Turkey

Uyghur Student in Turkey Speaks up After 3 Years of Forced Silence

Rabia Gul arrived in Turkey 4 years ago and Chinese regime imprisoned her family in internment camps while denying her new passport.

Ethnic Uyghur Rabia Gul was awarded postgraduate scholarship by Turkey after completing her graduate program at a university in Beijing. She was called into a police station just a day before her departure to face 4 hours long interrogation during which she was sternly warned about how she is supposed live her life Turkey. “If you care about the safety of your family, watch what you talk and what you write,” she was told. She did exactly what she was told but that did not keep her family back home safe.


Rabia had no problem contacting her family back home in East Turkestan known as Xinjiang in Chinese for about a year. “On March 25th of 2017, my parents and brother were gone. I could not reach anyone. Later I learned that they were placed in internment camps,” Rabia Gul said during a Youtube interview. She could not reach her family for months and later she was informed by a WeChat message that they were placed in “education camp” and would be back home in a couple of months. The Uyghur student kept her quite to make sure no further harm was inflicted on her family. More than a year later her father and brother were released. “My perfectly healthy 55 years old father came back on crutches,” Rabia said. But whereabouts of her mother was a mystery. After a few months, she found out that her mother was in prison pending trial with no further information on why.

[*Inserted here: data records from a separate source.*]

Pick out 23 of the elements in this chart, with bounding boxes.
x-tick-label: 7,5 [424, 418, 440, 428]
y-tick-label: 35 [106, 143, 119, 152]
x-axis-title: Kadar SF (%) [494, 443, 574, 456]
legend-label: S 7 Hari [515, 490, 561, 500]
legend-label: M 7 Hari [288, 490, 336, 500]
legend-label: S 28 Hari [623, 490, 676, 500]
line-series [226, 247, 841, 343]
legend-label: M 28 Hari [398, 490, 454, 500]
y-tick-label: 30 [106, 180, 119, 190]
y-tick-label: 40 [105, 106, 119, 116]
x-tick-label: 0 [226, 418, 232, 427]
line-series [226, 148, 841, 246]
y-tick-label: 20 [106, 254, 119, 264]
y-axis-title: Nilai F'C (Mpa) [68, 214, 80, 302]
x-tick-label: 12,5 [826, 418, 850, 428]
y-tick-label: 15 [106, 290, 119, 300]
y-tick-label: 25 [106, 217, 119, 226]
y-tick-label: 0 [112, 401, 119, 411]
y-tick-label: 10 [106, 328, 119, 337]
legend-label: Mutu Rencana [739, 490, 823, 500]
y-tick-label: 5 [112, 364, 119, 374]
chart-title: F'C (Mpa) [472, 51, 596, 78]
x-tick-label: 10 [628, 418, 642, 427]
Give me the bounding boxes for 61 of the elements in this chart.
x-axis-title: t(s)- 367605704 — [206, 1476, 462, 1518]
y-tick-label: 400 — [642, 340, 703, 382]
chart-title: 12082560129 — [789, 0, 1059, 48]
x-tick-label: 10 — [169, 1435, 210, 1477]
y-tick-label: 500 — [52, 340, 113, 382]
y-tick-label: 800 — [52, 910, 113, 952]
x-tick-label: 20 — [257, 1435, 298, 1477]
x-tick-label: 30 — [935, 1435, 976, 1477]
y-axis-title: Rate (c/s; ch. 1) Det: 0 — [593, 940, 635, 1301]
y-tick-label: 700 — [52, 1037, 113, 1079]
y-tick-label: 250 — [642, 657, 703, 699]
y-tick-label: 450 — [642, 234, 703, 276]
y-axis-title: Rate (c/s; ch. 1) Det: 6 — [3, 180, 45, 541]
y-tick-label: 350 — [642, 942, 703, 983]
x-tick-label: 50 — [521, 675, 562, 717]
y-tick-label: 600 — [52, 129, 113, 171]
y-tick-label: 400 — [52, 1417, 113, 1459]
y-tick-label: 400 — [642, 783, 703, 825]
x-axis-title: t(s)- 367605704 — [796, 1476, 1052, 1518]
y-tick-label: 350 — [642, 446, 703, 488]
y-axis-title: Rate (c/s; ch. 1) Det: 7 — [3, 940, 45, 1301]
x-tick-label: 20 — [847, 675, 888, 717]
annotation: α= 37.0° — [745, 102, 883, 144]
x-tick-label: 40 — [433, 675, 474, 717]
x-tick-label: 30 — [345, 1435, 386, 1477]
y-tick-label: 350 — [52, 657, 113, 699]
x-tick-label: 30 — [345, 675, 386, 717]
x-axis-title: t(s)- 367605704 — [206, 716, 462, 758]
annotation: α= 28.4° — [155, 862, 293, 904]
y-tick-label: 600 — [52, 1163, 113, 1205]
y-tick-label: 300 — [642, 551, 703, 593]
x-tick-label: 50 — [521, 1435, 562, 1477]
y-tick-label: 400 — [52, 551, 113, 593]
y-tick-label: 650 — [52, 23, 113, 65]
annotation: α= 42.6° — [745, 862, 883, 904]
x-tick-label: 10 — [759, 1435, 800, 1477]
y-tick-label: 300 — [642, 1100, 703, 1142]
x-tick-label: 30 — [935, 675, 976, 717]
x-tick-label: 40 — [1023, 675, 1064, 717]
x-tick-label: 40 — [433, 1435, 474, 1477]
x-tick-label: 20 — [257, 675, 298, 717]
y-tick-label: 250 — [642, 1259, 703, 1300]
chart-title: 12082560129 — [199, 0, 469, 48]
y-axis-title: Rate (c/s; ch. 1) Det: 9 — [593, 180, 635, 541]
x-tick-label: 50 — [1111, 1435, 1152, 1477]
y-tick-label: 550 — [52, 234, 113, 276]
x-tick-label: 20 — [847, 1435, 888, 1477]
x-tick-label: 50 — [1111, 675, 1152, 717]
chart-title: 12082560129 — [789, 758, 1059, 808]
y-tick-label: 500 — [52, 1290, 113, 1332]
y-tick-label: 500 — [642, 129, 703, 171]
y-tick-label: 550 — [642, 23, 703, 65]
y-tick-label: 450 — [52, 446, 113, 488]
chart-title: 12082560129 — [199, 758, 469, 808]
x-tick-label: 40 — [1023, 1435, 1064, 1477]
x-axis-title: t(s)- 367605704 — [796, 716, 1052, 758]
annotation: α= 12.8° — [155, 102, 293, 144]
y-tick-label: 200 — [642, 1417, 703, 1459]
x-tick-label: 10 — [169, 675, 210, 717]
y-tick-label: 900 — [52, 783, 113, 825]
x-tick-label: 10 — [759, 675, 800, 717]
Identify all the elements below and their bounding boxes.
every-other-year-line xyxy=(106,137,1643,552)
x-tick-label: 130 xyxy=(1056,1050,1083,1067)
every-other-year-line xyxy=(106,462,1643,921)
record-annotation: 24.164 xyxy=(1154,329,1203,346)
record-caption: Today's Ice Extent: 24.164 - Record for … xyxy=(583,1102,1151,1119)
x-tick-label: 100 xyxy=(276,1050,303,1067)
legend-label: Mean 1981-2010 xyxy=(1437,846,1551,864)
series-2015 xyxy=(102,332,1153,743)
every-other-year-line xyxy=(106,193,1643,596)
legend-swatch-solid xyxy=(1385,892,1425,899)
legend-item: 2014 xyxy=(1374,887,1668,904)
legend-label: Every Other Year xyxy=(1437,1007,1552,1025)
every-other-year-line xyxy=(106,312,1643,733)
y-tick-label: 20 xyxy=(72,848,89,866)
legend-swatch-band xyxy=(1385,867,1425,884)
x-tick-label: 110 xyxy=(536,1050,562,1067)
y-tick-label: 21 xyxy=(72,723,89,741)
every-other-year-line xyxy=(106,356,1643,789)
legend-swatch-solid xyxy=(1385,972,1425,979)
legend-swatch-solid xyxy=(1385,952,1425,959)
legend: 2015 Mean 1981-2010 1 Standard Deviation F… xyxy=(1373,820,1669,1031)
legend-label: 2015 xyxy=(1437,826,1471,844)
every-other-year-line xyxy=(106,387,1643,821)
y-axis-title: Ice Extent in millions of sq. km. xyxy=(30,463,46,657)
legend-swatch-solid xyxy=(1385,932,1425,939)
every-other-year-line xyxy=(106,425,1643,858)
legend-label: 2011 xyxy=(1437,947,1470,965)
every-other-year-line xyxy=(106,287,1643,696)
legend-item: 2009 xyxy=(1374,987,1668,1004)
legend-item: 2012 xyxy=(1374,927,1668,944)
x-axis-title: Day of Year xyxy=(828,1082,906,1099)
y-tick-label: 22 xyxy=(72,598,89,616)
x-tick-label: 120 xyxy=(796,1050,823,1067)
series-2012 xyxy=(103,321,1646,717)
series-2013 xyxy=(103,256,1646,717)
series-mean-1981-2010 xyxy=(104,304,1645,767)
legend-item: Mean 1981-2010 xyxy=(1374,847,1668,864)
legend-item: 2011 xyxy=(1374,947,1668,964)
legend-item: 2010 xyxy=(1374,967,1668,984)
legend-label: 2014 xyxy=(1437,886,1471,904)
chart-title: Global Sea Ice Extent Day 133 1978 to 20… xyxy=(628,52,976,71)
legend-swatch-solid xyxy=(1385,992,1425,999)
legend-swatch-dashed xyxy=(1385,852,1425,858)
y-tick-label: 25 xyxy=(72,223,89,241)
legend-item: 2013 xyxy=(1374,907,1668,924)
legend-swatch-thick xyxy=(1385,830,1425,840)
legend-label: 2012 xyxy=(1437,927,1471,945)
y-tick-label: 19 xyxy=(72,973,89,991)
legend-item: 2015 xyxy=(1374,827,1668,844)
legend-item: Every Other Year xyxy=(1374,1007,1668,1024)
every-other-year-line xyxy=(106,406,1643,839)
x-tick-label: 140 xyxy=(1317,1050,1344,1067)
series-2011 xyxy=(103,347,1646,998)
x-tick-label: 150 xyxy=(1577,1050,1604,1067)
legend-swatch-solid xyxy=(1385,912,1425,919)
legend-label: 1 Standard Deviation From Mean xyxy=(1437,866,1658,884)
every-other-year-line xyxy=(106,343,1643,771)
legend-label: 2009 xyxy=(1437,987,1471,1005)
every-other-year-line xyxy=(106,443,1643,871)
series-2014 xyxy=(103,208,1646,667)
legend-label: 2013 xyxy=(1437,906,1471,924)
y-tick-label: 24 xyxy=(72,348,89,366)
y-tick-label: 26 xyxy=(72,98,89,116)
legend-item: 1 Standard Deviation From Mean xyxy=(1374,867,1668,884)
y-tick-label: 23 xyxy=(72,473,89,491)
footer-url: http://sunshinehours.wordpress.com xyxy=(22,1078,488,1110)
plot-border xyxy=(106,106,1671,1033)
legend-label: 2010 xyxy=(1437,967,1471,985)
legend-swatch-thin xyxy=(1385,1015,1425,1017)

Chinese government spies on dissidents abroad through several channels including the United Nations’ officials. Beijing also takes advantage of the technology to crack down even on people in other countries. Rabia Gul says she was several times contacted by local officials from China through unknown numbers on Wechat, popular Chinese messaging application. Chinese diaspora members have to keep Wechat on their smartphones because it is one of the few ways to contact people back home since applications like Whatsapp are banned there.

Rabia was once contacted by Chinese police through WeChat to allow her to talk to her father. Her demand for video conversation was denied by a corresponding police. “What you hear about your mother on social media are not true. Do not ever talk against our beloved state,” said her father to Rabia during the conversation. Rabia Gul says she is certain that her father was being threatened to make those statements over the phone. She is aware that she may never freely speak to her father again.

Chinese government has denied issuing new passport for Rabia Gul. While it take only two weeks to renew passports through Chinese missions, Rabia has been denied renewal for 1,5 years. “I am stateless now. I don’t know what I will do after I complete my study,” she says. Turkish government has granted hundreds of Uyghurs citizenship, Rabia reminds but she has yet to get the chance. Returning home, on the other hand, is not an option as one of her closest friends did after completing her study in Turkey. “She was hired by a government agency briefly and placed in camps where she died at the age of 32,” Rabia recalled  

Thousands of Uyghurs in other countries as well as Turkey have been trying to build a new and safer life for themselves while trying to raise awareness globally to save relatives home. Rabia Gul says she does not care about her postgraduate dissertation. “All I want is to see my family safe and sound,” she says.